Deberían ir más baratas ya que gracias a la maniobra del coronavirus mundial, han muerto muchos progenitores y hay superávit de crías humanas.
Pero no es así, el tráfico de humanos (sobre todo crías) es como el mercado del oro, está siempre en alza. Comprar un humano da prestigio y exclusividad dado su precio si está sano y no se dedica al tráfico de órganos.
Lo que es seguro, es que a los compradores no les importará apenas nada, por su riqueza y natural corrupción, se pueden permitir todo tipo de gastos por muy costosos que sean.
Tras la compra los exhibirán en insta, tiktok, tuiter y feisbuc, cosa que provocará muchos “me gusta” y muy pronto el dispendio de la compra de la cría humana, quedará amortizada y los amos admirados por su poder, dinero y ternura que proporcionan al cachorrito.

Iconoclasta

¿Qué ocurre cuando sabes de memoria dónde está cada mancha de la pared?

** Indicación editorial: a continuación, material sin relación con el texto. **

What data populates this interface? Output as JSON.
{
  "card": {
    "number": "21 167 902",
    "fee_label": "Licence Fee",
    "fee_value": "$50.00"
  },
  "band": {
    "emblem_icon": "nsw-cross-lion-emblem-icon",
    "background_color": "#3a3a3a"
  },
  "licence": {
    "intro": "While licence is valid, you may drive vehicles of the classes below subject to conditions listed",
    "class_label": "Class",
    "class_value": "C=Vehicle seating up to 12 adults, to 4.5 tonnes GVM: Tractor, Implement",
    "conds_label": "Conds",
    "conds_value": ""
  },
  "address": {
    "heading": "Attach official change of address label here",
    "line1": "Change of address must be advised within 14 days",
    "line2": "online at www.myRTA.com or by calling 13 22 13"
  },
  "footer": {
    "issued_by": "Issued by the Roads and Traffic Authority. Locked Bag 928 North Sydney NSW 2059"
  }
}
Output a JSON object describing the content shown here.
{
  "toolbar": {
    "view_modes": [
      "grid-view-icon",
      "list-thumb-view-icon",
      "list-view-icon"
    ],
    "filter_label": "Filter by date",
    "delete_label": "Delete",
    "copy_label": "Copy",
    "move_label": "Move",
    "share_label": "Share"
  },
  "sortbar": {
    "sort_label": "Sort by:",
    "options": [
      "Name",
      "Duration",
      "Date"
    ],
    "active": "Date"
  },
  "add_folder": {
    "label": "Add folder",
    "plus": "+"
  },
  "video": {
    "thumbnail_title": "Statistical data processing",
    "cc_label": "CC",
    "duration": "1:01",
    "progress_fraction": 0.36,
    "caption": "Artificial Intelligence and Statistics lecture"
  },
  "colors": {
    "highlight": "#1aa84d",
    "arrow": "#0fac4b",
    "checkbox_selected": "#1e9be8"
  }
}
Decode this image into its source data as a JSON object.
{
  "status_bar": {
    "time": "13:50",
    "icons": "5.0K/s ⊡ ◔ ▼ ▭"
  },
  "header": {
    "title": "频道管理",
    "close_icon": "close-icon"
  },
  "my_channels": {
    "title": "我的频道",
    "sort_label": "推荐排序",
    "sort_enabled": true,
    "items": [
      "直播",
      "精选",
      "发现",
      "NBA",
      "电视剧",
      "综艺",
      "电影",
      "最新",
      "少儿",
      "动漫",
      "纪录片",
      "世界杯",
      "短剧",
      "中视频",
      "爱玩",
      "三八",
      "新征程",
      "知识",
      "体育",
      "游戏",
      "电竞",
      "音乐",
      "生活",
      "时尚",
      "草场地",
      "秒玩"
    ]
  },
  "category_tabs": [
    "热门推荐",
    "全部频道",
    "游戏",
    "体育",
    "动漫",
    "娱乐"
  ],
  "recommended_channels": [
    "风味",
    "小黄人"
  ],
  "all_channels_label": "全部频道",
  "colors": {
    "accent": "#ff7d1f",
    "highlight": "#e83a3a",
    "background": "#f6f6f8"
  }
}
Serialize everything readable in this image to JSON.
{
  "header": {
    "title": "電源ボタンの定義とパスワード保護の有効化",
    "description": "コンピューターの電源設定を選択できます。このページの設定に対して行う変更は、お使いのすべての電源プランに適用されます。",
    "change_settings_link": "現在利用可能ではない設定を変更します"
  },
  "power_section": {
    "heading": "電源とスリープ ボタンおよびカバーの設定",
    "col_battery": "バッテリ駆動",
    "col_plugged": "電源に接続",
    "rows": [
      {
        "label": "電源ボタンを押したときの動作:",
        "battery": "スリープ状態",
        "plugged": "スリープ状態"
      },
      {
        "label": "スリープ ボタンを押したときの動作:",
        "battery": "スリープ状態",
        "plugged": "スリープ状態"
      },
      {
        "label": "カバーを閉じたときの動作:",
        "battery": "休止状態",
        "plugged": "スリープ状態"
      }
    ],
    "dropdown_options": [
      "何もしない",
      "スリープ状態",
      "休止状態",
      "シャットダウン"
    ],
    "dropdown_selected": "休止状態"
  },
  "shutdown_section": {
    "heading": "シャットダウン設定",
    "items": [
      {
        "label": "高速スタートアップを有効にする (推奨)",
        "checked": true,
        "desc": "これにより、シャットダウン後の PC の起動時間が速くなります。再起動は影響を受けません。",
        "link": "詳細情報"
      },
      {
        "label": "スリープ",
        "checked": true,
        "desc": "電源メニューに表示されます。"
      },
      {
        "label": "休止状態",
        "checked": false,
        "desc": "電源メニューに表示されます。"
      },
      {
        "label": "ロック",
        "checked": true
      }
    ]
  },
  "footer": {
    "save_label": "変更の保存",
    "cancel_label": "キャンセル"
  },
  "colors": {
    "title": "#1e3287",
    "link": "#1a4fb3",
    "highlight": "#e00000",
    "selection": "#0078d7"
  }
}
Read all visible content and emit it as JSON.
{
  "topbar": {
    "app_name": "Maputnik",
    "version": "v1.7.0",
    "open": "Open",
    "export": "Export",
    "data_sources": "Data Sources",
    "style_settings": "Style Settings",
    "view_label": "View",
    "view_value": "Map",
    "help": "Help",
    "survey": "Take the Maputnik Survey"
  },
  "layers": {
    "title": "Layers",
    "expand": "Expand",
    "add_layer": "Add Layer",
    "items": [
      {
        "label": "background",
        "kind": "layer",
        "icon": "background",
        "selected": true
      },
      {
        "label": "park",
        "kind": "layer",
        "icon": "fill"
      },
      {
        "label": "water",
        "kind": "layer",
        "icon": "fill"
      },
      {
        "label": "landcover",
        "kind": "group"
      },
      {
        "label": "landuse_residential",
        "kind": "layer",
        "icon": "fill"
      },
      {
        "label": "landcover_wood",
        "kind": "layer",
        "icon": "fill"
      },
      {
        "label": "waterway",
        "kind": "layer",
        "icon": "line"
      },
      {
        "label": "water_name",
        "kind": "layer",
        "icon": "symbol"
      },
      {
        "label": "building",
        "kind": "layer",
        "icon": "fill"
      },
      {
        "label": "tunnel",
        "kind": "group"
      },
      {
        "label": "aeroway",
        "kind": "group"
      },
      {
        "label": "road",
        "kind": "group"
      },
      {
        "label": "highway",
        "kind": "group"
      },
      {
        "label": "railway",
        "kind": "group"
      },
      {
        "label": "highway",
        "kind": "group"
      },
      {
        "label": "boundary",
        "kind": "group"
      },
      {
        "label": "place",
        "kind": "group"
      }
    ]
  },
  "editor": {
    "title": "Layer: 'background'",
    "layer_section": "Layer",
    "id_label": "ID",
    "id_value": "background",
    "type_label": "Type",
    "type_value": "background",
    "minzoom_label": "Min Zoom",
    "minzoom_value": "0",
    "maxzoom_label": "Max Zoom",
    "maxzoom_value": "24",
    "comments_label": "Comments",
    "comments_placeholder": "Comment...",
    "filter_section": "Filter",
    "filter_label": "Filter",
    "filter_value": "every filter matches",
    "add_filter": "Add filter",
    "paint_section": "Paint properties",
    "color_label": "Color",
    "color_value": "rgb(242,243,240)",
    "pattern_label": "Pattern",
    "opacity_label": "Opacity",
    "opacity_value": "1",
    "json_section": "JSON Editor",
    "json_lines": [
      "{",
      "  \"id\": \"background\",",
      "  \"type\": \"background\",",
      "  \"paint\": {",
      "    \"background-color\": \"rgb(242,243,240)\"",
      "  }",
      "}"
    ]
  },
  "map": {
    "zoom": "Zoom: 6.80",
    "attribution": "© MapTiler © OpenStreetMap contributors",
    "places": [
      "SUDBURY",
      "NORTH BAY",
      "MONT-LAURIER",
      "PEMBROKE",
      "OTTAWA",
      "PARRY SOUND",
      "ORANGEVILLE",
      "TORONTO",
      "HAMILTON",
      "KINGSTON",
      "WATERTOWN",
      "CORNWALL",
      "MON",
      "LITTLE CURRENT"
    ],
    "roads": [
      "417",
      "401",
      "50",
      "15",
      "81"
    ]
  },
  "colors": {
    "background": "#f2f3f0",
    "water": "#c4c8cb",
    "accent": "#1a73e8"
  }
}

Hay conocimientos que humillan.
La vida es demasiado larga y corres el riesgo de convertirte en coral.
¿Sería valioso entonces? No lo creo, no creo en nada bueno que pueda ocurrir.
¿Por qué no se callan? Que dejen de hablar y reír sus banalidades.
Tengo un límite.
Y no suelo ejercitar la paciencia.
Hay días que agradecería morir y esos días no muero. Cuando agradezca vivir, moriré.
Con los demás no ocurre, solo me pasa a mí; y sinceramente, agradezco la exclusividad aunque me dé mierda.
Es que hay tanta vulgaridad… Se agradece también la muerte de los otros.
Me gusta mi nula capacidad para respetar y soportar al prójimo. Me hace algo menos humano, más digno a juzgar por lo que sé de la chusma.
Es más fácil no ver que no escuchar. Aunque tampoco hay mucha diferencia, porque si tienes los ojos cerrados al final los abres para conocer a los idiotas que hablan, para identificar con precisión a quién debes despreciar y así comenzar tu nueva lista del día de aciagos deseos.
También pienso que los filos están infra utilizados, deberían dedicarse a tareas más higiénicas.

Iconoclasta

¡Eh! No todas son esclavas, idiota.
Algunas son putas y a mucha honra. Y eligieron graciosamente, en lugar de ganar una mierda durante un día entero, ganar una mierda en tan solo una hora.
A ver si alguien se va a pensar que todas las putas viven mal y son esclavas de un chulo.
Además, a la vez que la abogacía, es el trabajo más descansado y con el que más dinero se gana empleando el mínimo tiempo. A los borrachos les hacen el trabajo en apenas medio minuto, imagina la pasta.
Llamarlas esclavas es desacreditar a las putas. Tanto hablar de tolerancia y la prensa trata a las putas como si fueran carne de matadero.